The Box Man is a Japanese gekiga manga written and illustrated by. It is about a man traveling on a scooter with a cat-kappa and a box containing a man with crab claws. The manga was serialized in Seirinkogeisha's alternate manga magazine Ax and collected on October 31, 2004. Drawn and Quarterly published the manga on January 19, 2010.

Plot

A man rides a scooter along with a cat-kappa creature and a box which holds a man with crab claws. A lizard jumps out of the water and shoots a beam at them out of its mouth, causing the scooter to crash, so the man buys a new one at a junkyard. As they are riding on a ledge, the front wheel falls off, and they fall into a canopy of cables. They continue on foot and two police officers stop them to inspect the box. The man in the box beheads one of the officers, while castrating the other, and they run and hide in a house. Inside, a floating head leads them to a menacing masked figure, who is appeased when he licks a psychoactive toad given by the man in the box and enters a trance. The group continues on to another house, where, along with a strange man, they observe various monsters harming humans. On a projector, one of the humans, a woman in latex and fishnet clothing, wrestles the strange man, killing him, but he doesn't die. As the groups leaves, some of the monsters follow and attack them, and they escape on a scooter stolen from a singer. As they are being chased, they run into police officers who recognize them, and the officers fight and kill the monsters. The officers chase them in a police car until they crash when outmaneuvered.
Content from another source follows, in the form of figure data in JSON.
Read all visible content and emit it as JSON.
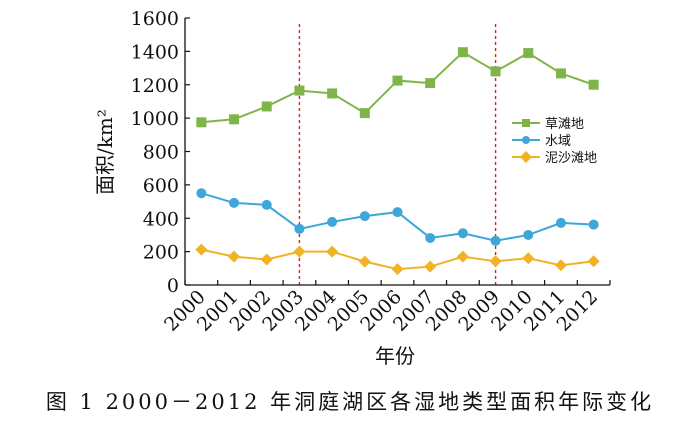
{
  "caption": "图 1   2000－2012 年洞庭湖区各湿地类型面积年际变化",
  "chart_data": {
    "type": "line",
    "categories": [
      "2000",
      "2001",
      "2002",
      "2003",
      "2004",
      "2005",
      "2006",
      "2007",
      "2008",
      "2009",
      "2010",
      "2011",
      "2012"
    ],
    "series": [
      {
        "name": "草滩地",
        "color": "#7fb548",
        "marker": "square",
        "values": [
          975,
          993,
          1070,
          1165,
          1148,
          1030,
          1225,
          1210,
          1395,
          1280,
          1390,
          1268,
          1200
        ]
      },
      {
        "name": "水域",
        "color": "#3ea6d8",
        "marker": "circle",
        "values": [
          550,
          492,
          480,
          336,
          378,
          413,
          437,
          282,
          310,
          265,
          300,
          372,
          362
        ]
      },
      {
        "name": "泥沙滩地",
        "color": "#f0b323",
        "marker": "diamond",
        "values": [
          212,
          170,
          153,
          200,
          200,
          140,
          95,
          110,
          170,
          142,
          160,
          118,
          142
        ]
      }
    ],
    "xlabel": "年份",
    "ylabel": "面积/km²",
    "ylim": [
      0,
      1600
    ],
    "yticks": [
      "0",
      "200",
      "400",
      "600",
      "800",
      "1000",
      "1200",
      "1400",
      "1600"
    ],
    "reference_lines_at": [
      "2003",
      "2009"
    ],
    "reference_line_color": "#d0232a",
    "grid": false,
    "legend_position": "right"
  }
}
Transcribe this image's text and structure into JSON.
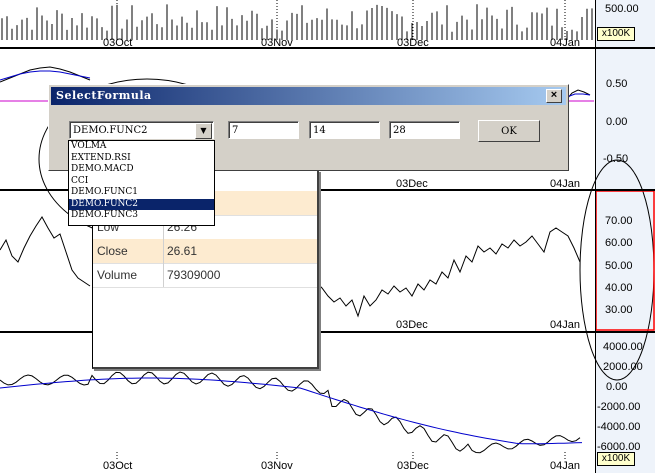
{
  "panels": {
    "volume": {
      "y_label": "500.00",
      "unit": "x100K",
      "date_labels": [
        "03Oct",
        "03Nov",
        "03Dec",
        "04Jan"
      ]
    },
    "macd": {
      "y_labels": [
        "0.50",
        "0.00",
        "-0.50"
      ],
      "date_labels": [
        "03Dec",
        "04Jan"
      ]
    },
    "price": {
      "y_labels": [
        "70.00",
        "60.00",
        "50.00",
        "40.00",
        "30.00"
      ],
      "date_labels": [
        "03Dec",
        "04Jan"
      ]
    },
    "oscillator": {
      "y_labels": [
        "4000.00",
        "2000.00",
        "0.00",
        "-2000.00",
        "-4000.00",
        "-6000.00"
      ],
      "unit": "x100K",
      "date_labels": [
        "03Oct",
        "03Nov",
        "03Dec",
        "04Jan"
      ]
    }
  },
  "data_window": {
    "rows": [
      {
        "label": "Low",
        "value": "26.26"
      },
      {
        "label": "Close",
        "value": "26.61"
      },
      {
        "label": "Volume",
        "value": "79309000"
      }
    ]
  },
  "dialog": {
    "title": "SelectFormula",
    "close_glyph": "×",
    "formula_selected": "DEMO.FUNC2",
    "param1": "7",
    "param2": "14",
    "param3": "28",
    "ok_label": "OK",
    "dropdown_options": [
      "VOLMA",
      "EXTEND.RSI",
      "DEMO.MACD",
      "CCI",
      "DEMO.FUNC1",
      "DEMO.FUNC2",
      "DEMO.FUNC3"
    ],
    "dropdown_selected_index": 5
  },
  "colors": {
    "price_line": "#000000",
    "ma_line": "#0000cc",
    "signal_line": "#cc00cc",
    "axis_bg": "#eef3fa",
    "highlight_border": "#ff0000",
    "title_gradient_start": "#0a246a",
    "row_alt": "#fdebd0"
  },
  "icons": {
    "close": "close-icon",
    "combo_arrow": "chevron-down-icon"
  }
}
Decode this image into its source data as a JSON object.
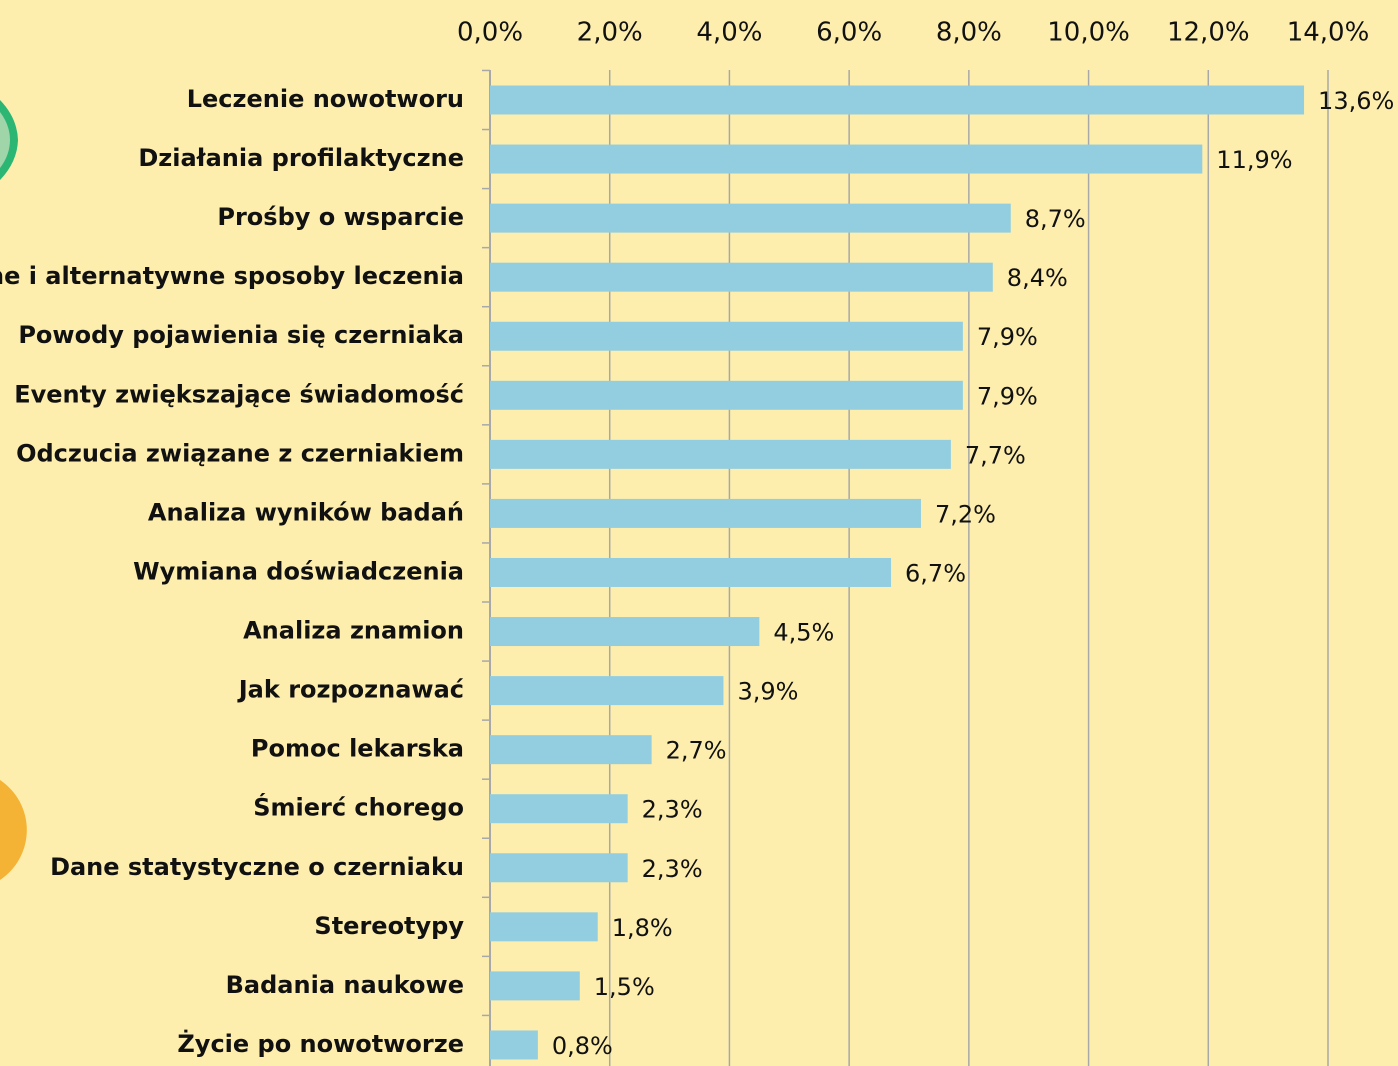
{
  "chart_data": {
    "type": "barh",
    "categories": [
      "Leczenie nowotworu",
      "Działania profilaktyczne",
      "Prośby o wsparcie",
      "ne i alternatywne sposoby leczenia",
      "Powody pojawienia się czerniaka",
      "Eventy zwiększające świadomość",
      "Odczucia związane z czerniakiem",
      "Analiza wyników badań",
      "Wymiana doświadczenia",
      "Analiza znamion",
      "Jak rozpoznawać",
      "Pomoc lekarska",
      "Śmierć chorego",
      "Dane statystyczne o czerniaku",
      "Stereotypy",
      "Badania naukowe",
      "Życie po nowotworze"
    ],
    "values": [
      13.6,
      11.9,
      8.7,
      8.4,
      7.9,
      7.9,
      7.7,
      7.2,
      6.7,
      4.5,
      3.9,
      2.7,
      2.3,
      2.3,
      1.8,
      1.5,
      0.8
    ],
    "value_labels": [
      "13,6%",
      "11,9%",
      "8,7%",
      "8,4%",
      "7,9%",
      "7,9%",
      "7,7%",
      "7,2%",
      "6,7%",
      "4,5%",
      "3,9%",
      "2,7%",
      "2,3%",
      "2,3%",
      "1,8%",
      "1,5%",
      "0,8%"
    ],
    "color": "#93cee0",
    "xlim": [
      0,
      14
    ],
    "xticks": [
      {
        "value": 0,
        "label": "0,0%"
      },
      {
        "value": 2,
        "label": "2,0%"
      },
      {
        "value": 4,
        "label": "4,0%"
      },
      {
        "value": 6,
        "label": "6,0%"
      },
      {
        "value": 8,
        "label": "8,0%"
      },
      {
        "value": 10,
        "label": "10,0%"
      },
      {
        "value": 12,
        "label": "12,0%"
      },
      {
        "value": 14,
        "label": "14,0%"
      }
    ],
    "grid": true
  }
}
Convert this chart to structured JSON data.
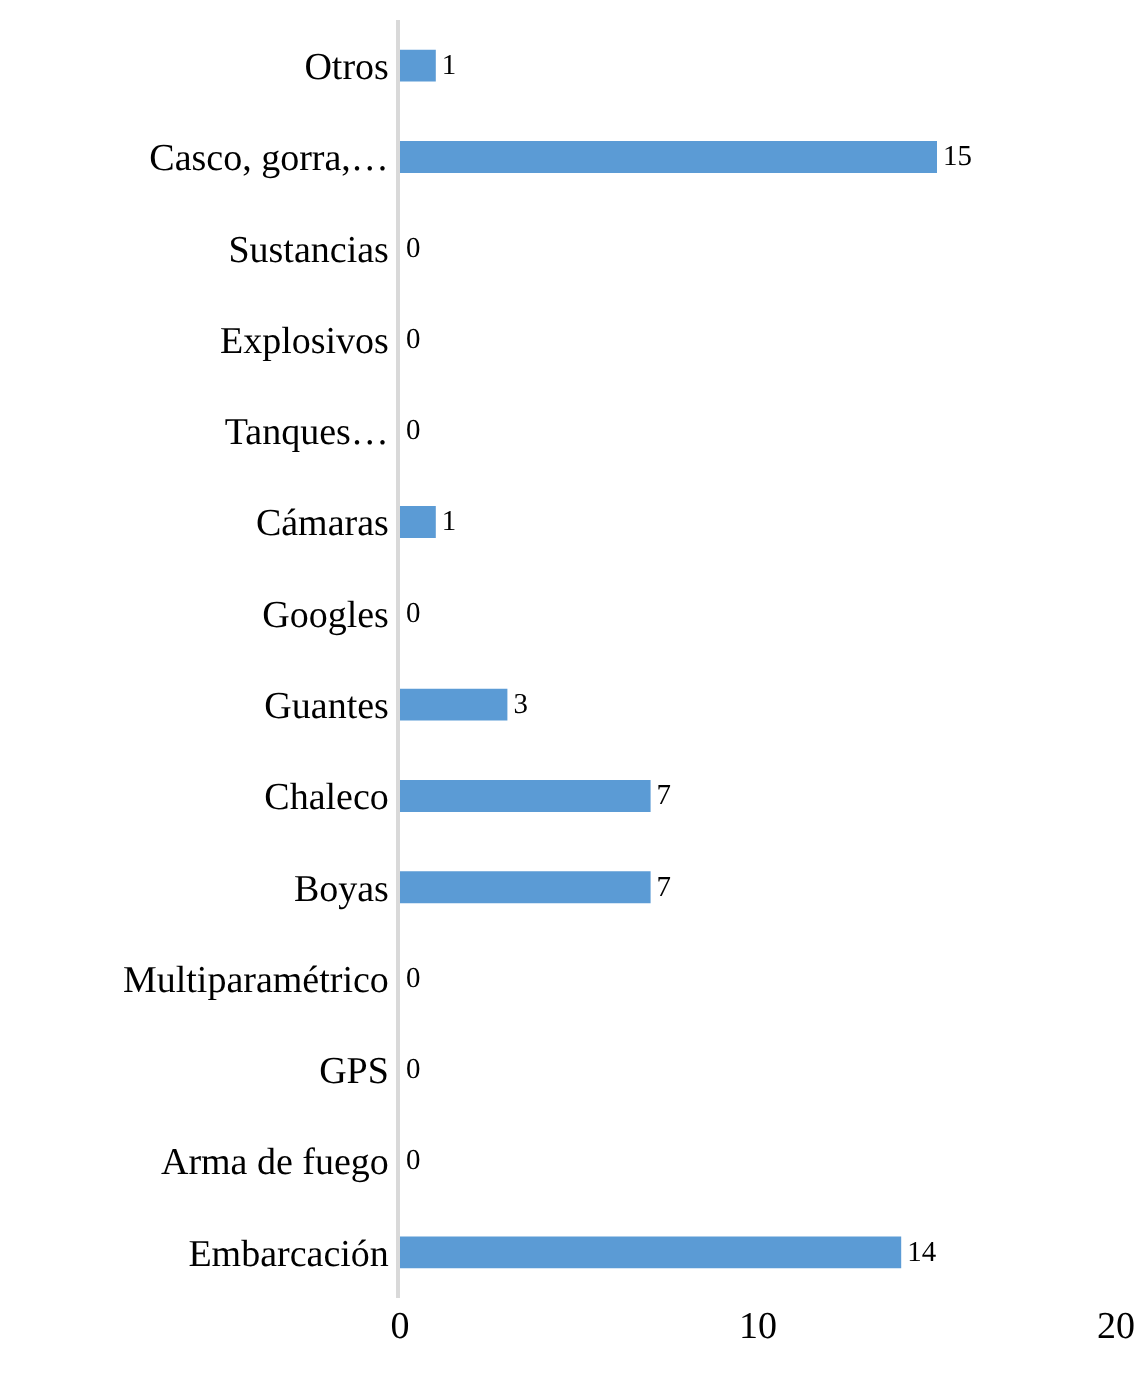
{
  "chart_data": {
    "type": "bar",
    "orientation": "horizontal",
    "categories": [
      "Otros",
      "Casco, gorra,…",
      "Sustancias",
      "Explosivos",
      "Tanques…",
      "Cámaras",
      "Googles",
      "Guantes",
      "Chaleco",
      "Boyas",
      "Multiparamétrico",
      "GPS",
      "Arma de fuego",
      "Embarcación"
    ],
    "values": [
      1,
      15,
      0,
      0,
      0,
      1,
      0,
      3,
      7,
      7,
      0,
      0,
      0,
      14
    ],
    "color": "#5b9bd5",
    "xlim": [
      0,
      20
    ],
    "xticks": [
      0,
      10,
      20
    ],
    "grid": false,
    "data_labels": true
  }
}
The man takes the person in the box—his father who had gained a crab-like lower body—and leaves him, along with the creature, at the Sea of Decadence for his behavior.

Release

The story, originally serialized in Seirinkogeisha's alternate manga magazine Ax, was included in the short story collection Red Tights Man published on October 31, 2004. Drawn and Quarterly published the manga on September 29, 2009.

Themes

Oliver Ho of PopMatters offers that the manga could be a metaphor for aging and death, with the son transporting his aging father who he can't take care of anymore, and with the grotesqueness and violence representing "the son's horror at age and decay."

Reception

Katherine Dacey of Manga Bookshelf disliked the manga's lack of plot and its grotesque sexual action, though she noted that "Sakabashira has a fertile imagination" and that he "has serious drawing chops; his streetscapes have a vital energy and specificity that's missing from a lot of manga", concluding: "it's vivid and hallucinatory and nightmarish, yet in the end, all that furious activity doesn't signify very much". Ho called the manga "a beautiful, mind-bending little book that balances straightforward action with phantasmagorical, at times nightmarish, images." Connie C. of Pop Culture Shock noted that the lack of narrative might not appeal to readers, but praised its surreal qualities as well as the art style.